Bounded loop plus 1M instruction limits in the 5.4 kernel (no record at hands about the exact version), gives a large range of supported headers. Also note that these BPF code are on the network level, which is subject to the MTU limit as well, which usually is 1500 and now can be 10s of KBs (65,525 bytes maxmial in theory accroding to https://www.lifewire.com/definition-of-mtu-817948, but my networking knownledge is poor). These makes it possible to effectively handle all possible headers.

HTTP is actually fine.

HTTP2 will be a bigger issue as it has HPACK, and Huffman coding, that would be very complicated to maintain inside BPF runtime. I haven't thought about it closely yet. But based on our experience at http://px.dev, I am not aware of any glaring technical obstacles.


This is interesting and all, but I've also written bounded loop BPF code on 5.6 kernels, and it is not easy to get the verifier to accept seemingly obvious loops. I'm not saying it's impossible, I'm saying I'd like to see what this code actually looks like. I'd be a little shocked if it just looked exactly like Node's HTTP parser.


I need to double verify when was the bounded loop patch got into the kernel, I suppose it's 5.6 as you mentioned above.

What I actually was thinking is that one can write C code and ask the compiler to unroll it.

``` pragma(unroll) for (..., i < 100; ++I) { parsing code } ```

Also the other comment note the stake bookkeeping for HTTP to maintain the state when the parsing spans multiple packets, assuming here we are talking about XDP probes.
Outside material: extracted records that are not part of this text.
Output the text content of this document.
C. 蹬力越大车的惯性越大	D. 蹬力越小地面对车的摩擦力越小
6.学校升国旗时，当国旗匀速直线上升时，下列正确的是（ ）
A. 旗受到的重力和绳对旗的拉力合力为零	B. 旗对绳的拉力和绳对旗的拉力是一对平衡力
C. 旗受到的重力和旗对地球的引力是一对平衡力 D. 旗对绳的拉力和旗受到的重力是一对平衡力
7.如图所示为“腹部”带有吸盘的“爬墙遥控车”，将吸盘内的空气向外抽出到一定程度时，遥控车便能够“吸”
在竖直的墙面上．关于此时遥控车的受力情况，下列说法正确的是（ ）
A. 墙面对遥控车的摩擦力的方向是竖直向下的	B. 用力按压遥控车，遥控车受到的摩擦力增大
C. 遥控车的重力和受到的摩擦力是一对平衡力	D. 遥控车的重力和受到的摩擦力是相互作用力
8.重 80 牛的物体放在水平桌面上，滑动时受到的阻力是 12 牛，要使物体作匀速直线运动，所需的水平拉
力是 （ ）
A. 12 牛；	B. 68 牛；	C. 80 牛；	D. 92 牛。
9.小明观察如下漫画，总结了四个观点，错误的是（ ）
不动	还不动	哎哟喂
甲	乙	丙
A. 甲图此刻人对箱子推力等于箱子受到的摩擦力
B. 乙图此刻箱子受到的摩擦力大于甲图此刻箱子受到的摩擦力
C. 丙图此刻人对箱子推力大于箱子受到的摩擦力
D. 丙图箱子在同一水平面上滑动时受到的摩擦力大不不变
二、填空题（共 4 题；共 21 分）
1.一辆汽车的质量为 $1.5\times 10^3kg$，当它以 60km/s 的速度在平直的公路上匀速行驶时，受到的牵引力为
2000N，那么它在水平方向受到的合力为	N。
One quick idea is to use BPF_TABLE(, uint128_t, some data structure) I haven't tested if uint128_t is OK as key type. And the data structure in the value needs more thoughts. Roughly I am thinking turn any state bookkeeping into some BPF tables, and keyed through whatever data that matches the context. This probably means uint128_t as Ipve/6 address, and a nested map with key as the port. Or combined v4 IP & port.

It'll be interesting. I suppose the code from Isovalent will eventually be open sourced. Or is it already so? Haven't checked yet.


Bounded loops are 5.3. I'm just saying that after like 9 months of development following their introduction, it remained tricky to get the verifier to accept loops with seemingly obvious bounds. I know the feature works (I did ultimately get some loops working!) but I could not have straightforwardly ported userland C code to do it.

You've always been able to unroll loops, but of course you're chewing up code space doing that.

I don't know what BPF_TABLE is (I think it's a BCC-ism?) but BPF hash maps can take 16 byte keys. But notice that you're now writing something that looks nothing at all like Node's HTTP parser.

I'm not doubting that they did this work. I just want to know what it ends up looking like!


Oh nice, we haven't tried bounded loop, because our product is committed to support as old as 4.13.

BPF_TABLE is BCC.


another challenges I can see is wheee to actually store the state of a connection. Even if we just focus on http/1.1 then not all headers will be received at one, and data from previous segments needs to be carried forward. Would it be eBPF maps? Those also seem rather limited for this usecase, and are probably also not extremely fast.

I can imagine getting something to work for http/1.1 - but http/2 with multiplexing and stateful header compression is a completely different beast.


It looks not too different from the majority of HTTP parsers out there written in C. Here is an example of NodeJS [0].

[0] https://github.com/nodejs/http-parser/blob/main/http_parser....


Node's HTTP parser doesn't have to placate the BPF verifier, is why I'm asking.